Artículo 31 de la LEY de Puertos
Explicado en lenguaje simple
En palabras simples
La ley dice que no puedes dar, vender, hipotecar ni traspasar una concesión o permiso (como los de servicios públicos o recursos naturales) a ningún gobierno o país extranjero. Tampoco puedes aceptar a ese gobierno extranjero como socio de la empresa que tiene la concesión. Sin embargo, sí puedes pedir préstamos o poner en garantía los bienes de la concesión a favor de personas o empresas mexicanas, pero el plazo de esa garantía no puede abarcar la última décima parte del tiempo total de la concesión, si esos bienes deben regresar al gobierno al terminar.

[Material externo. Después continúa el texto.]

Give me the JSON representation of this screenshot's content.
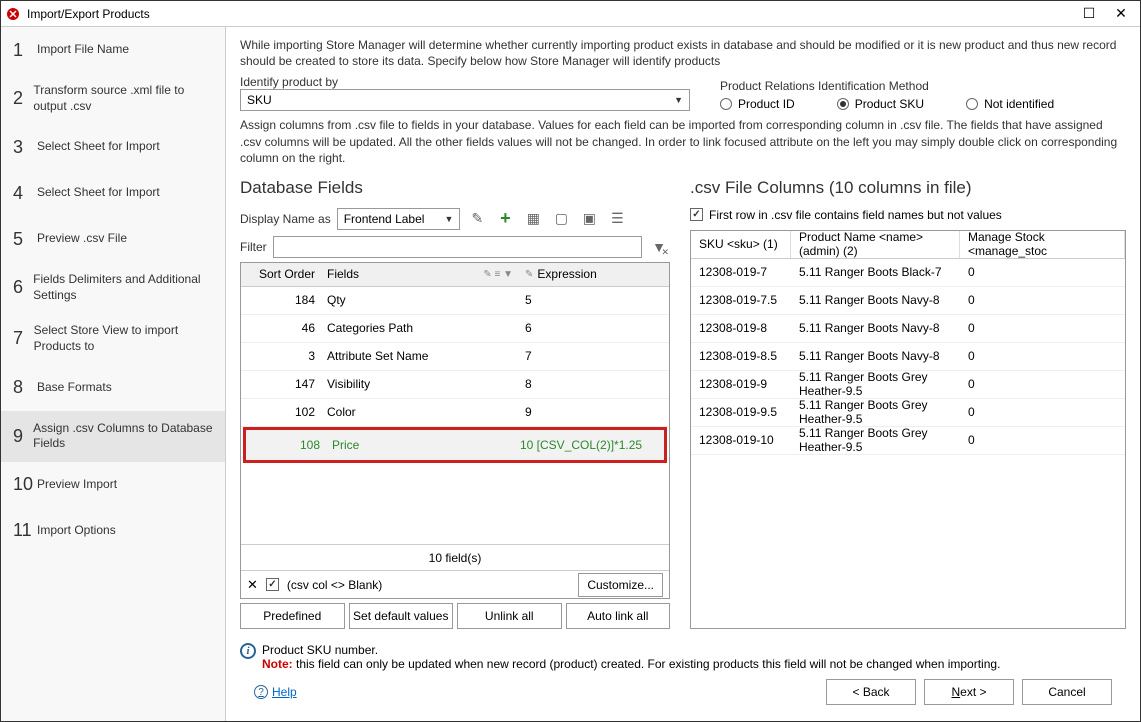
{
  "window": {
    "title": "Import/Export Products"
  },
  "steps": [
    {
      "num": "1",
      "label": "Import File Name"
    },
    {
      "num": "2",
      "label": "Transform source .xml file to output .csv"
    },
    {
      "num": "3",
      "label": "Select Sheet for Import"
    },
    {
      "num": "4",
      "label": "Select Sheet for Import"
    },
    {
      "num": "5",
      "label": "Preview .csv File"
    },
    {
      "num": "6",
      "label": "Fields Delimiters and Additional Settings"
    },
    {
      "num": "7",
      "label": "Select Store View to import Products to"
    },
    {
      "num": "8",
      "label": "Base Formats"
    },
    {
      "num": "9",
      "label": "Assign .csv Columns to Database Fields"
    },
    {
      "num": "10",
      "label": "Preview Import"
    },
    {
      "num": "11",
      "label": "Import Options"
    }
  ],
  "intro1": "While importing Store Manager will determine whether currently importing product exists in database and should be modified or it is new product and thus new record should be created to store its data. Specify below how Store Manager will identify products",
  "identify_label": "Identify product by",
  "identify_value": "SKU",
  "relation_label": "Product Relations Identification Method",
  "radio1": "Product ID",
  "radio2": "Product SKU",
  "radio3": "Not identified",
  "intro2": "Assign columns from .csv file to fields in your database. Values for each field can be imported from corresponding column in .csv file. The fields that have assigned .csv columns will be updated. All the other fields values will not be changed. In order to link focused attribute on the left you may simply double click on corresponding column on the right.",
  "db_title": "Database Fields",
  "csv_title": ".csv File Columns (10 columns in file)",
  "display_label": "Display Name as",
  "display_value": "Frontend Label",
  "filter_label": "Filter",
  "grid_headers": {
    "sort": "Sort Order",
    "fields": "Fields",
    "expr": "Expression"
  },
  "db_rows": [
    {
      "order": "184",
      "field": "Qty",
      "expr": "5"
    },
    {
      "order": "46",
      "field": "Categories Path",
      "expr": "6"
    },
    {
      "order": "3",
      "field": "Attribute Set Name",
      "expr": "7"
    },
    {
      "order": "147",
      "field": "Visibility",
      "expr": "8"
    },
    {
      "order": "102",
      "field": "Color",
      "expr": "9"
    },
    {
      "order": "108",
      "field": "Price",
      "expr": "10 [CSV_COL(2)]*1.25"
    }
  ],
  "grid_footer": "10 field(s)",
  "csv_col_label": "(csv col <> Blank)",
  "customize": "Customize...",
  "btns": {
    "predef": "Predefined",
    "setdef": "Set default values",
    "unlink": "Unlink all",
    "autolink": "Auto link all"
  },
  "firstrow_check": "First row in .csv file contains field names but not values",
  "csv_headers": {
    "sku": "SKU <sku> (1)",
    "name": "Product Name <name> (admin) (2)",
    "stock": "Manage Stock <manage_stoc"
  },
  "csv_rows": [
    {
      "sku": "12308-019-7",
      "name": "5.11 Ranger Boots Black-7",
      "stock": "0"
    },
    {
      "sku": "12308-019-7.5",
      "name": "5.11 Ranger Boots Navy-8",
      "stock": "0"
    },
    {
      "sku": "12308-019-8",
      "name": "5.11 Ranger Boots Navy-8",
      "stock": "0"
    },
    {
      "sku": "12308-019-8.5",
      "name": "5.11 Ranger Boots Navy-8",
      "stock": "0"
    },
    {
      "sku": "12308-019-9",
      "name": "5.11 Ranger Boots Grey Heather-9.5",
      "stock": "0"
    },
    {
      "sku": "12308-019-9.5",
      "name": "5.11 Ranger Boots Grey Heather-9.5",
      "stock": "0"
    },
    {
      "sku": "12308-019-10",
      "name": "5.11 Ranger Boots Grey Heather-9.5",
      "stock": "0"
    }
  ],
  "info1": "Product SKU number.",
  "info2_note": "Note:",
  "info2": " this field can only be updated when new record (product) created. For existing products this field will not be changed when importing.",
  "help": "Help",
  "footer": {
    "back": "< Back",
    "next": "Next >",
    "cancel": "Cancel"
  }
}
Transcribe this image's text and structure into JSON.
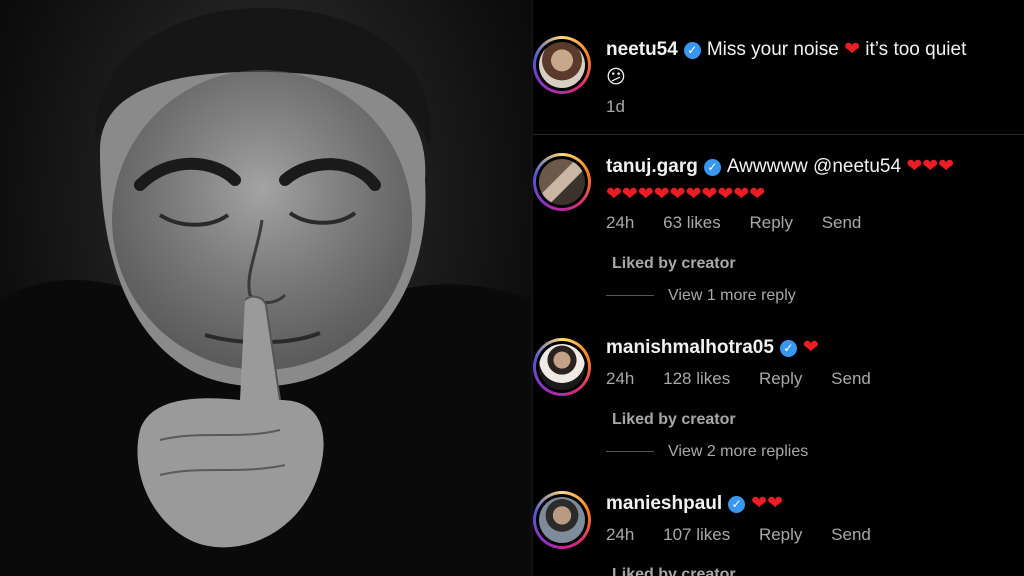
{
  "comments": [
    {
      "username": "neetu54",
      "text": "Miss your noise",
      "text_after": "it’s too quiet",
      "emoji_line2": "😕",
      "time": "1d"
    },
    {
      "username": "tanuj.garg",
      "text": "Awwwww @neetu54",
      "hearts_line1": "❤❤❤",
      "hearts_line2": "❤❤❤❤❤❤❤❤❤❤",
      "time": "24h",
      "likes": "63 likes",
      "reply": "Reply",
      "send": "Send",
      "liked_by": "Liked by creator",
      "view_more": "View 1 more reply"
    },
    {
      "username": "manishmalhotra05",
      "hearts": "❤",
      "time": "24h",
      "likes": "128 likes",
      "reply": "Reply",
      "send": "Send",
      "liked_by": "Liked by creator",
      "view_more": "View 2 more replies"
    },
    {
      "username": "manieshpaul",
      "hearts": "❤❤",
      "time": "24h",
      "likes": "107 likes",
      "reply": "Reply",
      "send": "Send",
      "liked_by": "Liked by creator"
    }
  ],
  "icons": {
    "verified": "verified-badge-icon",
    "heart": "heart-emoji"
  },
  "colors": {
    "verified": "#3897f0",
    "heart": "#ed1d24",
    "meta": "#a8a8a8",
    "background": "#000000"
  }
}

Cuando firmes los contratos de garantía, debe quedar escrito que, al acabarse la concesión o si te la cancelan, esos bienes pasarán a ser propiedad de la nación (o sea, del gobierno federal).
Texto oficial
ARTICULO 31.- En ningún caso se podrán ceder, hipotecar o en manera alguna gravar o transferir la concesión o permiso, los derechos en ellos conferidos, los bienes afectos a los mismos o sus dependencias y accesorios, a ningún gobierno o estado extranjero, ni admitir a éstos como socios de la empresa titular de dichas concesiones o permisos. Podrán constituirse gravámenes en favor de terceros distintos a los sujetos mencionados en el párrafo anterior, por un plazo que en ningún caso comprenderá la última décima parte del total del tiempo por el que se haya otorgado la concesión, cuando se trate de bienes sujetos a reversión. En las escrituras correspondientes se hará constar que, al concluir la vigencia de la concesión o en caso de revocación de la misma, los bienes reversibles pasarán a ser propiedad de la Nación.
Esta explicación es informativa y no constituye asesoría legal. Consulta siempre el texto oficial y, si lo necesitas, a un profesional.